I remember talking with a few people who refused to be reasonable about anything, defending it with more and more meta nonsense, typically up to “how do you even know there is such thing as a reality or truth?” Using LW lingo, you can evaluate maps by compating then with the terrority, but what if someone’s map contains a large text “there is no such thing as territory”? Even if you show them that your map fits the territory better, they will point out that matching the territory counts as an improvement only according to your map, not according to their map, so you didn’t really demonstrate anything beyond your maps being different, which both of you already knew.
Reading the article reminded me of some of their techniques. Yeah, that didn’t really mean disproving them. But I was nice to know I wasn’t the only one who finds these discussion techniques irritating.
Yes, it would, but I am no expert in the area, hence my question here.
Well, mine does, but I am quite happy to get by with a sequence of ever-more predictive (you would call them accurate) maps. One can certainly avoid relying on the map/territory metaphysics and still behave at least as rationally as someone who does. However, I agree that
is generally a copout in reply to an argument someone is willing but unable to counter and thus holds no value when used for this purpose only. Presumably Mark in the story is one of those, though grotesquely strawmanned:
The real-life equivalents are more like: “You know who else disagreed with religion? Stalin did!” or “You know who else said there are differences between people? Hitler did!” This is supposed to somehow prove religion and disprove evolution.

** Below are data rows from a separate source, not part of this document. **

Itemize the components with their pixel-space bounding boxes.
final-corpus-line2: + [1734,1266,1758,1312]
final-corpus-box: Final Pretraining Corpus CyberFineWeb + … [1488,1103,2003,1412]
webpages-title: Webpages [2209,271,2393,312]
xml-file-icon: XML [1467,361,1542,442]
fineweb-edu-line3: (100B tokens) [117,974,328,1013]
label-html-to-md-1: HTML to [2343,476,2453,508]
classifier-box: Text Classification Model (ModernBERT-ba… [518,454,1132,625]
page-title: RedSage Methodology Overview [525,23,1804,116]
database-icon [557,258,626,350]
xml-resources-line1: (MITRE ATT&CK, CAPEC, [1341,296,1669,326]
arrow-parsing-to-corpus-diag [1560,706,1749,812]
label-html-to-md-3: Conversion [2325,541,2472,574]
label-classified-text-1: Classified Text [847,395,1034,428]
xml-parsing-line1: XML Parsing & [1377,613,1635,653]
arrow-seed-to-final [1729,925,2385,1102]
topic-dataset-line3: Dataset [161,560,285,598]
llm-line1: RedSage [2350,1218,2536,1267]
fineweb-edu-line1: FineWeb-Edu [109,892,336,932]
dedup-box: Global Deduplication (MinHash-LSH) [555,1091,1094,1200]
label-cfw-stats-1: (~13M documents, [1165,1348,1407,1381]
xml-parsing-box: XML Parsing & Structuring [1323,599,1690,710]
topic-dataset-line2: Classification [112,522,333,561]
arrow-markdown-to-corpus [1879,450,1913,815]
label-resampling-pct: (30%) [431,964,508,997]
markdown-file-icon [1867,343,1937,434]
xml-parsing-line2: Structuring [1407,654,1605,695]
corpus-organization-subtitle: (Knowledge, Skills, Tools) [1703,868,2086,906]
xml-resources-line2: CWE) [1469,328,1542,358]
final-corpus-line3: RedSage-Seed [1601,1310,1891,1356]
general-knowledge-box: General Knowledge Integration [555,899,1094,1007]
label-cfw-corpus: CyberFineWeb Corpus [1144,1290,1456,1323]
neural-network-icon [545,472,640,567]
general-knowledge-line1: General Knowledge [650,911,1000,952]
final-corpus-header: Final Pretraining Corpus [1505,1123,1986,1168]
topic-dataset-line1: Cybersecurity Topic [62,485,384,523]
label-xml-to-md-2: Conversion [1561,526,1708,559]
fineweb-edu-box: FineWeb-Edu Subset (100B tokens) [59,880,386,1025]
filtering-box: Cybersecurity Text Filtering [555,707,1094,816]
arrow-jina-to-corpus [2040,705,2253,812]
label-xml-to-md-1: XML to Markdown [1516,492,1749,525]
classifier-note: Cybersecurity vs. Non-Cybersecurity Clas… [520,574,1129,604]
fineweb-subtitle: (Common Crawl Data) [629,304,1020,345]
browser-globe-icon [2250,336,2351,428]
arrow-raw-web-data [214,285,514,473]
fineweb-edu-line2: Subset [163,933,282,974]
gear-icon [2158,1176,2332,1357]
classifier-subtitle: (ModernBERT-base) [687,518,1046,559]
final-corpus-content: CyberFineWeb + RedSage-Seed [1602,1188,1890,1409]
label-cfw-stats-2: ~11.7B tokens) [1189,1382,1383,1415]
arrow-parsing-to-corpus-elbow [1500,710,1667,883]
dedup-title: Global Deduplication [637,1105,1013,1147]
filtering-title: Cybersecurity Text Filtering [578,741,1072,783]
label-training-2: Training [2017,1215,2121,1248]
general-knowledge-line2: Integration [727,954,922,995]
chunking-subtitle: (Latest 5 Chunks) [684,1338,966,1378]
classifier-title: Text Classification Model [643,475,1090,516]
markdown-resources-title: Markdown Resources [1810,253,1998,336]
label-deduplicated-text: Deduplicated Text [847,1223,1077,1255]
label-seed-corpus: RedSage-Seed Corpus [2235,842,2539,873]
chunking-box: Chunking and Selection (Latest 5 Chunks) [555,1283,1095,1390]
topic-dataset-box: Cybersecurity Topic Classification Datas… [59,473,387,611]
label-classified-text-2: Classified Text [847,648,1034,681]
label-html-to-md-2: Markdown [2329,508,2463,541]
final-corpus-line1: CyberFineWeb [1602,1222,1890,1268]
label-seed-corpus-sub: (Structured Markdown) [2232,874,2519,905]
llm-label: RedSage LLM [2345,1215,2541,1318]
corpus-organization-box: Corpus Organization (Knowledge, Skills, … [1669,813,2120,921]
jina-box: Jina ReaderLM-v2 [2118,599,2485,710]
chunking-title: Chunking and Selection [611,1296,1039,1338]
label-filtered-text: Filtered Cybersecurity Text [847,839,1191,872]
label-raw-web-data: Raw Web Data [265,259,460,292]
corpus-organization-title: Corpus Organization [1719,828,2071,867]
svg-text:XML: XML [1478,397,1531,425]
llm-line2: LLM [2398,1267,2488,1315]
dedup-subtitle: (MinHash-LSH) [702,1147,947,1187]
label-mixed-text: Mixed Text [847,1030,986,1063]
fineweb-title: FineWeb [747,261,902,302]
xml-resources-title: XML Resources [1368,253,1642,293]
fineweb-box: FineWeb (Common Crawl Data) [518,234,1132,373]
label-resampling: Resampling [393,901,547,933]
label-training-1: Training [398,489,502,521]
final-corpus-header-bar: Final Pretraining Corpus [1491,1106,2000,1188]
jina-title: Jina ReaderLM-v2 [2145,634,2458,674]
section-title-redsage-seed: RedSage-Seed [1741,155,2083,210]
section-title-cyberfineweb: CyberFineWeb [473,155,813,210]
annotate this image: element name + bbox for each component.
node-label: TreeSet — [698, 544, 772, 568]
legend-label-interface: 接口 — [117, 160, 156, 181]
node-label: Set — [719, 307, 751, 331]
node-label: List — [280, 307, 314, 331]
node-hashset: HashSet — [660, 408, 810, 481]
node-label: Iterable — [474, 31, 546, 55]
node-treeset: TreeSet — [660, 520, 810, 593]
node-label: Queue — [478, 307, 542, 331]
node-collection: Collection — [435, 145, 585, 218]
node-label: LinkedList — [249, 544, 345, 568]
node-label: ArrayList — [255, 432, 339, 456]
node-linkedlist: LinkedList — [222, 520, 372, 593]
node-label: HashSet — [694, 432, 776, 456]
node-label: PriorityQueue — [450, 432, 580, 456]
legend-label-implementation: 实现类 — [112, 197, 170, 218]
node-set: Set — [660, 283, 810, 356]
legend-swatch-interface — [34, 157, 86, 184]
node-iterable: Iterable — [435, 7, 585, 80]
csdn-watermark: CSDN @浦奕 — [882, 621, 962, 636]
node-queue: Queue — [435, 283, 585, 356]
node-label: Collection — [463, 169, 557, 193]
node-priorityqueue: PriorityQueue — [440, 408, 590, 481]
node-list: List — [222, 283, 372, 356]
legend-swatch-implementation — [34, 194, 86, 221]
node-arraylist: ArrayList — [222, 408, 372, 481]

The naive version (with added parenthesis) :
(‘Snow is white’ is true) if and only if (snow is white)
I really wanted to help, because you’re helping me with the free will thing, but I could only manage to skim the essay. I take it that the naive view of truth is supposed to be the disquotational or deflationary view. This is to say that the assertion
is identical content-wise to the assertion
To say that something is true is just to assert that thing, and asserting it is sufficient to say that it’s true. In other words, we can for most purposes just do without the word ‘true’ (though things are more complicated for ‘false’).
One useful distinction is between asserting a proposition and explaining its meaning. The meaning of “snow is white” can be discussed apart from the question of whether it’s true, so saying that it’s true serves to indicate that we are discussing its truth and not (just) its meaning.
As far as I can tell, Eliezer is arguing for the correspondence theory of truth.
The naive view is that “‘true’ is true.”
Trying to parse… There is some universal, objective and intuitive concept that is labeled as “true”?